Edugyan read voraciously as a child and had what she calls a minor epiphany that she should become a writer. She recalls an intimidating teacher who urged her to speak up more in class.
"‘You obviously get literature,' she told me. ‘We need more of your voice.'"
Now in her early 30s, Edugyan hasn't let go of that shyness. Maybe it's because taking care of a newborn can be so completely draining, but she's very low-key over the phone. She speaks in measured tones as she assesses her breakout success, which, she says, has taken her completely by surprise.
It comes thanks to her absorbing story about black and mixed-race musicians in war-torn 40s Europe. Half-Blood Blues offers a rare, fresh glimpse into lives almost never considered in literature.
While travelling in Europe for several years beginning in 2006, she felt the need as a black woman to explore the topic. She dug deep into what there was of the non-fiction canon on people of colour in Nazi-occupied Europe - you can count the texts on one hand - and tried talking with one mixed-race survivor to get intimate details. But he was writing his own memoir and wasn't exactly forthcoming.
So she used her imagination. That applies to the dialogue, too, a wondrous mix of poetry and street slang, in which the Nazis are called boots, for example, men Jacks and women Janes. It comes across as absolutely believable and of the time and yet, from a present-day perspective, strangely hip.
Some of that lingo came from listening to oral histories and from reading a biography of Louis Armstrong, who figures prominently in the novel.
"But I was also inventing language as well, taking the texture and instinctively creating new words and ways of speaking, based on their speech. And I came up with new words specific to the experience of these men in Germany. Jacks and Janes are actually authentic words. Boots? I made that up."
Once she'd fashioned the argot, the spoken words came easily.
"Once you grasp it and have a sense of the characters, you can say anything in that voice - it's available to you and you're not straining for it.
"I have to admit, though, once I had finished several drafts, it overtook everything, and I felt like I was stuck in that voice. I kept wanting to write something completely different - like the longest, most lyrical sentence in third person ever."

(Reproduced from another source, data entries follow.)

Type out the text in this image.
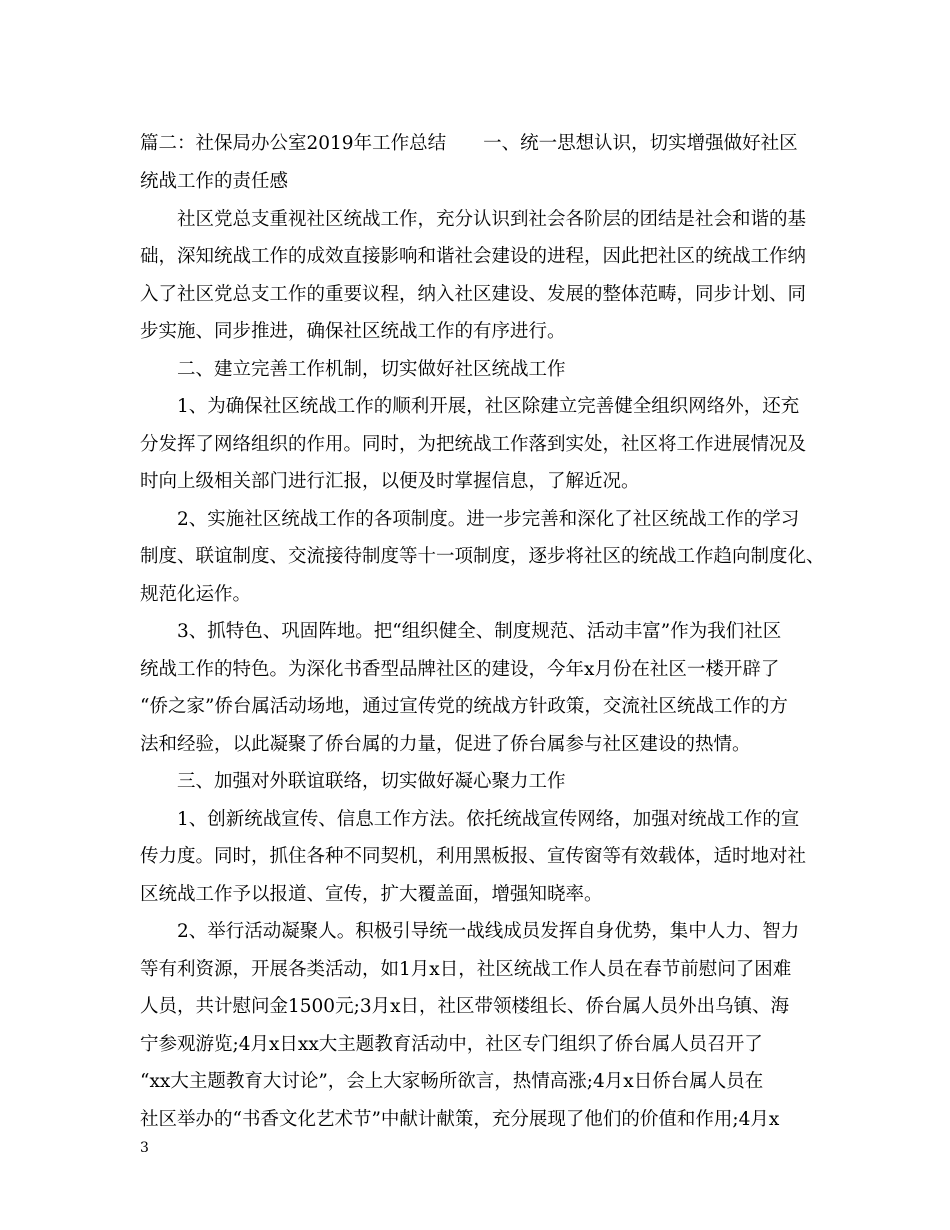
篇二：社保局办公室2019年工作总结　　一、统一思想认识，切实增强做好社区
统战工作的责任感
　　社区党总支重视社区统战工作，充分认识到社会各阶层的团结是社会和谐的基
础，深知统战工作的成效直接影响和谐社会建设的进程，因此把社区的统战工作纳
入了社区党总支工作的重要议程，纳入社区建设、发展的整体范畴，同步计划、同
步实施、同步推进，确保社区统战工作的有序进行。
　　二、建立完善工作机制，切实做好社区统战工作
　　1、为确保社区统战工作的顺利开展，社区除建立完善健全组织网络外，还充
分发挥了网络组织的作用。同时，为把统战工作落到实处，社区将工作进展情况及
时向上级相关部门进行汇报，以便及时掌握信息，了解近况。
　　2、实施社区统战工作的各项制度。进一步完善和深化了社区统战工作的学习
制度、联谊制度、交流接待制度等十一项制度，逐步将社区的统战工作趋向制度化、
规范化运作。
　　3、抓特色、巩固阵地。把“组织健全、制度规范、活动丰富”作为我们社区
统战工作的特色。为深化书香型品牌社区的建设，今年x月份在社区一楼开辟了
“侨之家”侨台属活动场地，通过宣传党的统战方针政策，交流社区统战工作的方
法和经验，以此凝聚了侨台属的力量，促进了侨台属参与社区建设的热情。
　　三、加强对外联谊联络，切实做好凝心聚力工作
　　1、创新统战宣传、信息工作方法。依托统战宣传网络，加强对统战工作的宣
传力度。同时，抓住各种不同契机，利用黑板报、宣传窗等有效载体，适时地对社
区统战工作予以报道、宣传，扩大覆盖面，增强知晓率。
　　2、举行活动凝聚人。积极引导统一战线成员发挥自身优势，集中人力、智力
等有利资源，开展各类活动，如1月x日，社区统战工作人员在春节前慰问了困难
人员，共计慰问金1500元;3月x日，社区带领楼组长、侨台属人员外出乌镇、海
宁参观游览;4月x日xx大主题教育活动中，社区专门组织了侨台属人员召开了
“xx大主题教育大讨论”，会上大家畅所欲言，热情高涨;4月x日侨台属人员在
社区举办的“书香文化艺术节”中献计献策，充分展现了他们的价值和作用;4月x
3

Central to the novel is the friendship between drummer Chip and the younger Sid, whom Chip groomed when they were teens in Baltimore, later urging Sid to come with him to Paris. The relationship, which we witness in the 40s and in the 90s, is prickly - Chip can actually be a bit of an asshole who gets almost sadistic pleasure from pressing Sid's buttons.
"When you have friendships that began in childhood, you're much more forgiving of that person's faults than a newer friend's," she says. "Sid was young and vulnerable and Chip was a bully, and the pattern persisted. But they're like brothers so they just carry on with it."
As for the gobs of media attention she's bound to get, Edugyan won't be reading or watching any of it. The reason is buried in a Half-Blood Blues moment, when Chip and Sid are at a 1992 showing of a documentary film about Hiero. Sid watches in horror while Chip excoriates Sid onscreen for his treatment of Hiero decades earlier. Predictably, Chip tries to weasel out of it, claiming he was taken out of context.
"I don't read my interviews or my reviews - my husband does all that for me," she admits. "It's from a fear that one of these days someone's going to patch together all the worst parts, and I'll look terrible."